Gregorio Allegri (c. 1582-1652): Misereri Mei, Deus. Choir of King’s College, Cambridge cond. Stephen Cleobury (Duration: 05:43; Video: 1080p HD)

Not strictly a “boy choir”, this renowned choir from England was established in 1449. Allegri started his musical life as a chorister. He spent almost his entire life in the service of the church, writing music especially for the Sistine Chapel in Rome. Today his most well-known piece is the Miserere Mei, Deus (“Have mercy on me, God) and the piece is shrouded in fascinating bits of history. For years it was sung only during Holy Week at the Sistine Chapel and nowhere else. The Vatican prevented copies of its music being made, so published versions of the work did not exist. However, in 1770, the fourteen-year-old Mozart, who was in Rome with his father, heard the work being performed at the Sistine Chapel and later transcribed it from memory, thus creating the first unauthorized copy. Or so the story goes. In more recent years, evidence has gradually emerged that there might have been illicit copies in circulation before Mozart’s visit.

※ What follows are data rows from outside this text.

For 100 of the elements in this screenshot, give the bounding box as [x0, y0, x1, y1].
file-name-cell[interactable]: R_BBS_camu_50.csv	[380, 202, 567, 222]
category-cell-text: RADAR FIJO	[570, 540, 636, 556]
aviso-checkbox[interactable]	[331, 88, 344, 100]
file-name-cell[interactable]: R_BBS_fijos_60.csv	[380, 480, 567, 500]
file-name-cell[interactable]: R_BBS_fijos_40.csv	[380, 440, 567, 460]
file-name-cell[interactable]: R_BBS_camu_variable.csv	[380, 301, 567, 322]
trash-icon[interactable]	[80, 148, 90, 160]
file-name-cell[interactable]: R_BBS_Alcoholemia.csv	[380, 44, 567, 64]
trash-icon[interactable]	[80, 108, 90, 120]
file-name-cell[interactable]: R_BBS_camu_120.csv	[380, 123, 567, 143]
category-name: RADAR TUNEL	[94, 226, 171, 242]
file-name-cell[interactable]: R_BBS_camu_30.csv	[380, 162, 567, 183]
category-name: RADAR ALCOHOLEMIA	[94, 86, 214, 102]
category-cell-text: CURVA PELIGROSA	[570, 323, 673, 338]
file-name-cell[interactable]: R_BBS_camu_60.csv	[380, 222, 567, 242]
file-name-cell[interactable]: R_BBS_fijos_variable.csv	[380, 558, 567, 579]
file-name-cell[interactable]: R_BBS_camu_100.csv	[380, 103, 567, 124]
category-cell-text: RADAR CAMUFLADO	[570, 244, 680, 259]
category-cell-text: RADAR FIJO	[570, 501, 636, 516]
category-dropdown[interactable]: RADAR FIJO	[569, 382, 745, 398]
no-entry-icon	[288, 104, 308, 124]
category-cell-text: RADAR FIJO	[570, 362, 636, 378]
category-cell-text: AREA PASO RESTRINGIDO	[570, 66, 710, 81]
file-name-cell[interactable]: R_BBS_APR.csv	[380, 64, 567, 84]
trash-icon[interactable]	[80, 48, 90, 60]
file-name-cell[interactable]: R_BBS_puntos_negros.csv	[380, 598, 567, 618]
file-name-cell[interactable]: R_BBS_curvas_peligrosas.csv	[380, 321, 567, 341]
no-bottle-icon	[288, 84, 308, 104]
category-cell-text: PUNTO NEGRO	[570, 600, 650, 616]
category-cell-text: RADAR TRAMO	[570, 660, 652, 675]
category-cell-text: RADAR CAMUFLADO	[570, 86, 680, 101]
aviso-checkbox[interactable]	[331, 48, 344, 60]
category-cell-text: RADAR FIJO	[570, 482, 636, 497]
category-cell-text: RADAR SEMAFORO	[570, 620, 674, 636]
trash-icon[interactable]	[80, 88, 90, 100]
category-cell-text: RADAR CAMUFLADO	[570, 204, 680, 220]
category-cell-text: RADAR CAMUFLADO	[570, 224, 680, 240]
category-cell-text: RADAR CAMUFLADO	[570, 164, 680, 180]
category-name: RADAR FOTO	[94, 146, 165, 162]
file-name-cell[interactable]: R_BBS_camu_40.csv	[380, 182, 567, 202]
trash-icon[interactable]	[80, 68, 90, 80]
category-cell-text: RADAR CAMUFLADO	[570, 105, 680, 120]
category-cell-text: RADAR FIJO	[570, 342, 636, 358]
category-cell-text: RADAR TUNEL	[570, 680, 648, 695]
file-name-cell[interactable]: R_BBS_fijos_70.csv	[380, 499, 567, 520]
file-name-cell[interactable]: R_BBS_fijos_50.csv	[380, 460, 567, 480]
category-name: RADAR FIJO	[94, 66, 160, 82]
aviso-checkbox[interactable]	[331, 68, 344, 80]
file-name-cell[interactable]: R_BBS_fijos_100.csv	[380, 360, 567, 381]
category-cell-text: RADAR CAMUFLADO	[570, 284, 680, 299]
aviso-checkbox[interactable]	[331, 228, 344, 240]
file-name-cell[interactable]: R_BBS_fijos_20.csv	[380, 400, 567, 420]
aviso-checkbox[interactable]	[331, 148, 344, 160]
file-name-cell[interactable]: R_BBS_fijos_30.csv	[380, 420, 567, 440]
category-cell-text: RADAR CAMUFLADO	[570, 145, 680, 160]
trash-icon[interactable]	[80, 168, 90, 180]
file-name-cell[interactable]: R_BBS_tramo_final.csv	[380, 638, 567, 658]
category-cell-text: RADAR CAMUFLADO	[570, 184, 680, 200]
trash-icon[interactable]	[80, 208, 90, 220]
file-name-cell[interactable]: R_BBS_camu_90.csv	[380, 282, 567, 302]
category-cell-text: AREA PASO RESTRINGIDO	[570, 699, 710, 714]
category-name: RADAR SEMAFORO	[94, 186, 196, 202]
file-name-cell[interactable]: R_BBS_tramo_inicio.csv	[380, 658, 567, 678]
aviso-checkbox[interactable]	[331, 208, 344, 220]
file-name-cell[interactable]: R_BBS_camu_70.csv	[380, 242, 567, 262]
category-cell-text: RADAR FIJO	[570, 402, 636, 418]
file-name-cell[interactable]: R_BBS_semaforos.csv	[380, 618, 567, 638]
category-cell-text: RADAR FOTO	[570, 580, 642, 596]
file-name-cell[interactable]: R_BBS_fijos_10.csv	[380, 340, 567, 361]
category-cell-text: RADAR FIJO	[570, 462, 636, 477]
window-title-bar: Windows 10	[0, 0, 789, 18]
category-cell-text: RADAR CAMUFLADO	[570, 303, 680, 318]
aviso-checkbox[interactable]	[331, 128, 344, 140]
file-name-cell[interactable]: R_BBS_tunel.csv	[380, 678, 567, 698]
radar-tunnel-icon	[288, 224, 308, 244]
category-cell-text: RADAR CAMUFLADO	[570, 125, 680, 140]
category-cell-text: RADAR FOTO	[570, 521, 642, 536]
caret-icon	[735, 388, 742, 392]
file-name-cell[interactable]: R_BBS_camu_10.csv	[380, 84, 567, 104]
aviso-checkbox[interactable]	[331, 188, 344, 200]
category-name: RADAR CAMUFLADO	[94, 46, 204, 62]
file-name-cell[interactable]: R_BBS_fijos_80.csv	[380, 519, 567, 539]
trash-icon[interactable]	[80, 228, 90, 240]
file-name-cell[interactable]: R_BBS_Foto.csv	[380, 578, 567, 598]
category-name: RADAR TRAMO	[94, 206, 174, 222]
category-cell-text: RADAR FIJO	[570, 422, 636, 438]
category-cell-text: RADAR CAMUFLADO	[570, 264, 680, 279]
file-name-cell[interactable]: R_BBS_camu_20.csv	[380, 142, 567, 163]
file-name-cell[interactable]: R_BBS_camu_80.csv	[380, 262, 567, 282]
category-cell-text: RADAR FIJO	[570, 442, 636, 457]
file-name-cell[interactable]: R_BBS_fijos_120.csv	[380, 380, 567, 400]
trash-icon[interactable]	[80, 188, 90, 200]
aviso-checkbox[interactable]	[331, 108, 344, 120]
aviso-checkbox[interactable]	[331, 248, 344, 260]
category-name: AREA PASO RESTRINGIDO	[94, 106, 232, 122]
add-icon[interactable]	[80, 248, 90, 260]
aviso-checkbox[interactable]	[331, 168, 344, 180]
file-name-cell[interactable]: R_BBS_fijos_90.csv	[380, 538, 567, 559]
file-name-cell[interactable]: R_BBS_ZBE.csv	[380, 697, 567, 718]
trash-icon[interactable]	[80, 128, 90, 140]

The work was published in England in 1771 but the version performed today contains a curious error that somehow crept into the work. Because of an unexpected change of key which could have been the mistake of a 19th century copyist, the work contains a top “C” in the soprano part for which the Miserere has become well-known. In this recording, you hear it first it at 01:43. Strangely, this top “C”, the nightmare of many a boy soprano, didn’t appear in Allegri’s original.